Auf der Motek/Bondexpo wird vom 6. bis 8. Oktober die industrielle Produktion praxisnah und zukunftsfähig gezeigt. (Quelle: P.E. Schall)
Die 43. Motek, internationale Fachmesse für Produktions- und Montageautomatisierung, macht sich zusammen mit der 18. Bondexpo, internationalen Fachmesse für Klebtechnologie, bereit für die Neuauflage vom 6. bis 8. Oktober 2026 in Stuttgart. „Die Unternehmen der Fertigungsbranche sehen sich großen Herausforderungen gegenüber“, weiß Rainer Bachert, Projektleiter beim Messeunternehmen P. E. Schall. „Wirtschaftlichkeit, Effizienz und Nachhaltigkeit sind unbedingte Voraussetzungen für die Unternehmen, um weiter am Markt bestehen zu können.“ Deshalb gehe es um die weitere Automatisierung, die praktisch umsetzbar und kostengünstig sein müsse. "Bei vielen Unternehmen, besonders den kleineren und mittleren, geht es auch um den Einstieg in die Automatisierung. Diese Problematik wollen wir thematisch in den Mittelpunkt stellen“, sagt der Projektleiter weiter. Praxisnah, umsetzbar und anwenderbezogen sollen deshalb die Präsentationen auf der Messe sein. „Wir wollen die Kommunikation auf Augenhöhe zwischen den Anbietern und Anwendern stärken und die Interaktion fördern“, verspricht R. Bachert. Das Messeteam arbeitet an einem hochkarätigen Rahmenprogramm, das die industrielle Produktion erlebbar und anfassbar machen sowie einen deutlichen Mehrwert für neue Geschäftskontakte schaffen soll.
Effiziente und wirtschaftliche Lösungen für die industrielle Produktion werden erlebbar
Der Fokus der Motek/Bondexpo liegt traditionell auf Themen entlang der kompletten Fertigungs-Wertschöpfung der modernen industriellen Produktion.
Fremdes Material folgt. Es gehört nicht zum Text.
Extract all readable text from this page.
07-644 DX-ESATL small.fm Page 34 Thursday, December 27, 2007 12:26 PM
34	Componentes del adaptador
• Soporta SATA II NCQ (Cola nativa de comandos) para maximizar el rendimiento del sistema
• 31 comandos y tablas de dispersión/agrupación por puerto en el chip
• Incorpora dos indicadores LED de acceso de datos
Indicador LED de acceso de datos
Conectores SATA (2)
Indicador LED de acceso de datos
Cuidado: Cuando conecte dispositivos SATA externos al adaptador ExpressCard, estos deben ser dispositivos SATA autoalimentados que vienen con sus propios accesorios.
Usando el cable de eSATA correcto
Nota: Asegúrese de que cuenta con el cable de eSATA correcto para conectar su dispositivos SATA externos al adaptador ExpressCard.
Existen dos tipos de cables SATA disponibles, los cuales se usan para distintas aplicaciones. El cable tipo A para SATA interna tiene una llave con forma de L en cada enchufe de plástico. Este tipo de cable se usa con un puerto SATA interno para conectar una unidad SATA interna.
Angesprochen sind alle Branchenbeteiligte, die Lösungen für eine zukunftsfähige und effiziente Automatisierung einerseits anbieten und andererseits realisieren müssen. Der Messeveranstalter schafft für 2026 neue, flexiblere Teilnahmemöglichkeiten mit individuellen Standflächen oder Motek-Komplettpaketen. Die Start-Up-Area wird ebenso wieder vorbereitet wie ein Vortragsforum sowie weitere Formate für einen effektiven Wissenstransfer hinein in die industrielle Praxis.
Die Zielgruppe des Fachevents sind Fertigungsunternehmen aller Branchen. Wer auch immer einen Prozess automatisieren will – etwa aus den Bereichen Maschinen-, Geräte- und Anlagenbau, Automobiltechnik und Fahrzeugbau, der Blechverarbeitung, Kunststoffverarbeitung, Metallbe- und Verarbeitung, Holzverarbeitung, Elektronik und Elektrotechnik, Laborautomatisierung, Health Care und Medizintechnik –, findet die passenden Komponenten und Lösungen auf der Motek/Bondexpo. Das Herbst-Highlight der Branche kooperiert 2026 erstmals eng mit der Vision, internationale Fachmesse für Bildverarbeitung. Beide Veranstaltungen finden zeitgleich am selben Ort statt und öffnen sich mit einem gemeinsamen Ticket für alle Besucher.
Die Motek/Bondexpo switcht ab 2026 in einen Zweijahresturnus. Mit einer gestrafften Messedauer von künftig drei Tagen will der Veranstalter mit seiner komplementären Business- und Kommunikationsplattform allen Teilnehmern ein Plus an Effizienz und Nutzen bieten.